Way to go on the freelance writings! Any chance we'll get to see those... can you post them or a link?
We do the same thing when our parents are coming over. Mark's mom called last night and said they were on their way for a quick visit and suddenly everyone was running around tidying up, kids included! I guess you never get over it.
Congratulations Ali on your e-mails for your writing piece...I bet it was amazing...
Dates are so important...I get so excited when I have time to make a date with Troy....anyone would think it was our first...I just love having one on one time with him...It's pretty rare around here at times but we always make the effort.....
For what it's worth, I had no drugs or epidurals with any of my babies.....I remember asking for one with Stumpy but I also remember Troy leaning over and saying into my ear...
"You have done this before Dan and you can do it again, you know what to do, your body knows what to do".....I know some woman would want to take off their partners head with that comment...but I knew he was right.....and I look back now and I am so glad he said it...
x
Rock Chef - Maybe I'll write a story about you now...and your stance against the stupidity of McDonald's and their ridiculous policies :)
Chris - I know - I cried myself.
TZ - Thanks for stopping by! And my husband is a nurse, so I know he won't let people push me around. And I agree - an ass is an ass is an ass.
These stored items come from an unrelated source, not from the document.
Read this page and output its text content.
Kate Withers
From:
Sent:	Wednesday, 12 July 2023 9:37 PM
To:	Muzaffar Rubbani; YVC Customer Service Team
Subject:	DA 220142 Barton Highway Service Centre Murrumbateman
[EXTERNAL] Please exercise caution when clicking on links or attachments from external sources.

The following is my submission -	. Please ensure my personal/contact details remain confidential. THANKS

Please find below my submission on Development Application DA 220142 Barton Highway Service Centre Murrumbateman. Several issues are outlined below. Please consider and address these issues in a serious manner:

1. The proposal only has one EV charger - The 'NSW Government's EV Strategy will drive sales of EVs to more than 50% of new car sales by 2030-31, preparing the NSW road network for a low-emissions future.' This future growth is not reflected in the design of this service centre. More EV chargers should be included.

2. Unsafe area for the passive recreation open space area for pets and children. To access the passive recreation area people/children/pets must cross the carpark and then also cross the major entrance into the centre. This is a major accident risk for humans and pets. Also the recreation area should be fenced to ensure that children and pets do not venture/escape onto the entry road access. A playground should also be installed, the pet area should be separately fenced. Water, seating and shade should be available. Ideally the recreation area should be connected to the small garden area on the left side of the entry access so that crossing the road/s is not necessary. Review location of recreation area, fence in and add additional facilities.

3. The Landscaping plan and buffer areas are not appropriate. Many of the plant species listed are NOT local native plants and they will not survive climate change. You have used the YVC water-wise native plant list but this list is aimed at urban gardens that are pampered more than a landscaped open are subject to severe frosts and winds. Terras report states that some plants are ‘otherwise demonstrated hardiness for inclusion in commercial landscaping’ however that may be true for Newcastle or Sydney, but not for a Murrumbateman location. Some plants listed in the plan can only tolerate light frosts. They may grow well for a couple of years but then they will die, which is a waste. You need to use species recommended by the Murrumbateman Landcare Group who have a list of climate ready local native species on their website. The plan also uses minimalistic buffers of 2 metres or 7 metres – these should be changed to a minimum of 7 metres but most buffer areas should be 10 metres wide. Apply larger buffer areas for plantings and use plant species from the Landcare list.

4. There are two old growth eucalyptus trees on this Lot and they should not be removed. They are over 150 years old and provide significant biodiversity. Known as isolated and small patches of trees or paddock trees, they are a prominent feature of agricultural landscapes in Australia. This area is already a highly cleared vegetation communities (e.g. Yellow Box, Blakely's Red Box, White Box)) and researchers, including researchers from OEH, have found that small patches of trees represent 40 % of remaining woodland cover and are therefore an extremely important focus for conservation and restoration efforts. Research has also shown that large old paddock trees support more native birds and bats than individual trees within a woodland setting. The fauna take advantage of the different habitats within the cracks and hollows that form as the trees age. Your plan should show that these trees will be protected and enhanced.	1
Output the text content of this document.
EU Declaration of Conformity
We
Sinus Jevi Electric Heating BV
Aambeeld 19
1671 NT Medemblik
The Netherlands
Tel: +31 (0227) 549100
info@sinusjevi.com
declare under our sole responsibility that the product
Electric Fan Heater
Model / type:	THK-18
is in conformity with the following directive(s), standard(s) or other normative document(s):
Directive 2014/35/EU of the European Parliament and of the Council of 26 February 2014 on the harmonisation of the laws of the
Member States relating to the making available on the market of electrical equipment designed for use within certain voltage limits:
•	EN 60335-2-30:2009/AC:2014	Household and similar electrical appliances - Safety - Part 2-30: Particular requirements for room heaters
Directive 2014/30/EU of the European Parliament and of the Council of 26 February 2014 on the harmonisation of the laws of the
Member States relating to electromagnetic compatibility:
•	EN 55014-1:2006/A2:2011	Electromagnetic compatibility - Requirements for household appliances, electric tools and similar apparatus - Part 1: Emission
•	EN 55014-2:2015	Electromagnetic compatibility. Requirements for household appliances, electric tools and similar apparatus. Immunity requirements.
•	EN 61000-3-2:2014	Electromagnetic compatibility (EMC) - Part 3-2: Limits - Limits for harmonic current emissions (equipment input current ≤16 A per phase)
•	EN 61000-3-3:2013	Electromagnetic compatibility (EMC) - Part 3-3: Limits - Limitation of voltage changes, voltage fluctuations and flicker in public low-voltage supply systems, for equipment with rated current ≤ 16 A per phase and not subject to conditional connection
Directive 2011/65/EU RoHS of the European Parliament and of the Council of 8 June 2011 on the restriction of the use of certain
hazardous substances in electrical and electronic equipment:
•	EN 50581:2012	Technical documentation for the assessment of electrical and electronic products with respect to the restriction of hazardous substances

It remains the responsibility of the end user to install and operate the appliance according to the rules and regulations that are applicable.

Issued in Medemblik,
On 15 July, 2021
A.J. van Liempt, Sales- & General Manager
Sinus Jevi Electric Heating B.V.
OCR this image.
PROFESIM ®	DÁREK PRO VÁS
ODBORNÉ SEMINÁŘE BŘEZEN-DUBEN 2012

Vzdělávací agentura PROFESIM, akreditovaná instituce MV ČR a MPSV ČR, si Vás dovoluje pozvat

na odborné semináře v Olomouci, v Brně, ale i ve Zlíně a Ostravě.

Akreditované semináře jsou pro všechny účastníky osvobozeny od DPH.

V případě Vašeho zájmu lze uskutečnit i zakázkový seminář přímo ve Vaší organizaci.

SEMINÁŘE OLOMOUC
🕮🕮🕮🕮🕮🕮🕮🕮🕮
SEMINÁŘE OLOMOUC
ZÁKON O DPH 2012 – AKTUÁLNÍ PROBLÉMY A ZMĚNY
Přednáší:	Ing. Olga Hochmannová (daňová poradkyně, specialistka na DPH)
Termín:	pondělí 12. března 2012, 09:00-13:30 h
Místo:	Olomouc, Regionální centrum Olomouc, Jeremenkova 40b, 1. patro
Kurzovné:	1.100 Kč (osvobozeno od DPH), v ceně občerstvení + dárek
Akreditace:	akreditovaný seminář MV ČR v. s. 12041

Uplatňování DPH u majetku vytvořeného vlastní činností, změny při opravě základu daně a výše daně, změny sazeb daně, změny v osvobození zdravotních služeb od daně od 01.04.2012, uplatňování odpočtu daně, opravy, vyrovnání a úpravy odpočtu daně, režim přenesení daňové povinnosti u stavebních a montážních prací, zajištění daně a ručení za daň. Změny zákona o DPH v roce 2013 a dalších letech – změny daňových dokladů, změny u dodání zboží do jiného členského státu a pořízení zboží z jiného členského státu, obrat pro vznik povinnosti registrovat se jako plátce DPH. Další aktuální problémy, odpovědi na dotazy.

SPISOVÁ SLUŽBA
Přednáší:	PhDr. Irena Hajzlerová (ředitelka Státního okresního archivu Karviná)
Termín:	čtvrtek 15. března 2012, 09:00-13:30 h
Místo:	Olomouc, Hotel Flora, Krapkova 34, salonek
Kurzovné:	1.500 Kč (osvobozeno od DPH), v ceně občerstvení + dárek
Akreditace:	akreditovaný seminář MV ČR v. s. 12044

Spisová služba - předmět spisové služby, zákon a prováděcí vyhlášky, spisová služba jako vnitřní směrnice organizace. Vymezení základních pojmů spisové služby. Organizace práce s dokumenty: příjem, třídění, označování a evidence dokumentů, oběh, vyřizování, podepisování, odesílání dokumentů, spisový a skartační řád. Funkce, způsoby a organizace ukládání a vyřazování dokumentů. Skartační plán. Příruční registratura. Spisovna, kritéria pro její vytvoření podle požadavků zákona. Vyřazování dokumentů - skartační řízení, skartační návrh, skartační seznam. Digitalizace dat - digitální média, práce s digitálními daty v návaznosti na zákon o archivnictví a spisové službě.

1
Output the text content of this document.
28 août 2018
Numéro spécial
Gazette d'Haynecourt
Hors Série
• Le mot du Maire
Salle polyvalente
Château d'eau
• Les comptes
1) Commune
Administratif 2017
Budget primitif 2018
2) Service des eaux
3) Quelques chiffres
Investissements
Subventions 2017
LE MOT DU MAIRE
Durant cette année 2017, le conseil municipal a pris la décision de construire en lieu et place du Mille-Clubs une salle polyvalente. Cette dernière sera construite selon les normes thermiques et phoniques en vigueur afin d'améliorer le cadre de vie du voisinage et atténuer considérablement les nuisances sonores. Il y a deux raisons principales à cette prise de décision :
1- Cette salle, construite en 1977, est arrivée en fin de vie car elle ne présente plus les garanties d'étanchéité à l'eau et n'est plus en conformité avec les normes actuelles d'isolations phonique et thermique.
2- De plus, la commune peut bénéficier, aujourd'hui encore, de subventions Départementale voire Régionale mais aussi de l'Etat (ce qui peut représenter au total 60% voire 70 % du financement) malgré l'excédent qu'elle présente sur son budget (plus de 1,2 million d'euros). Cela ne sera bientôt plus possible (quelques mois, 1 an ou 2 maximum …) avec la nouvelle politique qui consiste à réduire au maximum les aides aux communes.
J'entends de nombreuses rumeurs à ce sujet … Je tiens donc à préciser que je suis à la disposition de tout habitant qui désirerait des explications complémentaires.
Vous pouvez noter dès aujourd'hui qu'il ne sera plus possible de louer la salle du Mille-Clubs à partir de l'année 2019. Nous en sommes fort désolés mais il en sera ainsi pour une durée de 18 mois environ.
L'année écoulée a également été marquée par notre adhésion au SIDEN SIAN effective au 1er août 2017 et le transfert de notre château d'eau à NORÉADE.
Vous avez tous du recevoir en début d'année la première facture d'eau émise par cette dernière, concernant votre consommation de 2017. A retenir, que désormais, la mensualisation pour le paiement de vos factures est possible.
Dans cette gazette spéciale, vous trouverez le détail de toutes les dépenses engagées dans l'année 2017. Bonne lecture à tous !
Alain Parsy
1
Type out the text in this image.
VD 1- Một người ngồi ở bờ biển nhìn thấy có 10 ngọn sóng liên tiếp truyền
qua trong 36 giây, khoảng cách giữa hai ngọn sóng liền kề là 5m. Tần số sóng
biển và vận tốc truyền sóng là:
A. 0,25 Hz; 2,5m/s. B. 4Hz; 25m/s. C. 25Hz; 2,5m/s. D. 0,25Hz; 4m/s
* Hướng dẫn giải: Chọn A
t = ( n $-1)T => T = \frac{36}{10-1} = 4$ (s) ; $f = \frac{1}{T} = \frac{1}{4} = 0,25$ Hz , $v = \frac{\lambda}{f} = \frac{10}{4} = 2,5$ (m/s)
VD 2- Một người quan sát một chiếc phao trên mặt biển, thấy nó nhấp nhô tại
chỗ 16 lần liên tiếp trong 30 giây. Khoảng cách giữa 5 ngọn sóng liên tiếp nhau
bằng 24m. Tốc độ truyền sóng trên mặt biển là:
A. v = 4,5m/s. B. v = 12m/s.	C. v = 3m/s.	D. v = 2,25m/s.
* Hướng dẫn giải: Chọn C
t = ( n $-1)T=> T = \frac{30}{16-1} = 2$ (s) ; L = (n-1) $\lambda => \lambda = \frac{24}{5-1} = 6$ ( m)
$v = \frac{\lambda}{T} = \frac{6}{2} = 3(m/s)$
Terri - It's nice to know I'm not the only one who still panics at the thought of company...though I'm sure I'm much messier than you!
Dan - Your husband sounds like a gem, and that's how I know Chris is too. And I know what you mean about the date excitement...it's new every time :)
I guess I'm in the minority but I am epidural all the way...but I think everyone should do exactly what they want to do. It's your experience! You go girl!!
I do the cleaning thing too...I do it for everyone though. It's a sickness. I wish I could be more messy. Honestly, I do.
As for dates...you are smart. Get into the habit/routine now because it gets harder and harder as time goes on. Unfortunately Chuck and I have let that slip and we are trying to get some sort of date routine set up again. I really would like to go somewhere that we have to get dressed up for. It's been too long...
I didn't have an epidural with my first and i was just fine, you just need to remember to focus and breath, screaming won't get you anywhere, as long as your hubby is there and again you are focus, you can manage thru the pain, but if you do feel you need the epidural, go for it, either way you have gone thru child labour and thats a really big deal. I had an epidural with my twin boys but thats only b/c the majority of twin births you are hooked up for an epidural in case of an emergency c-section, but in my case I had to be knocked out b/c I didn't freeze fully. Best of luck to you in your labour, you will do great.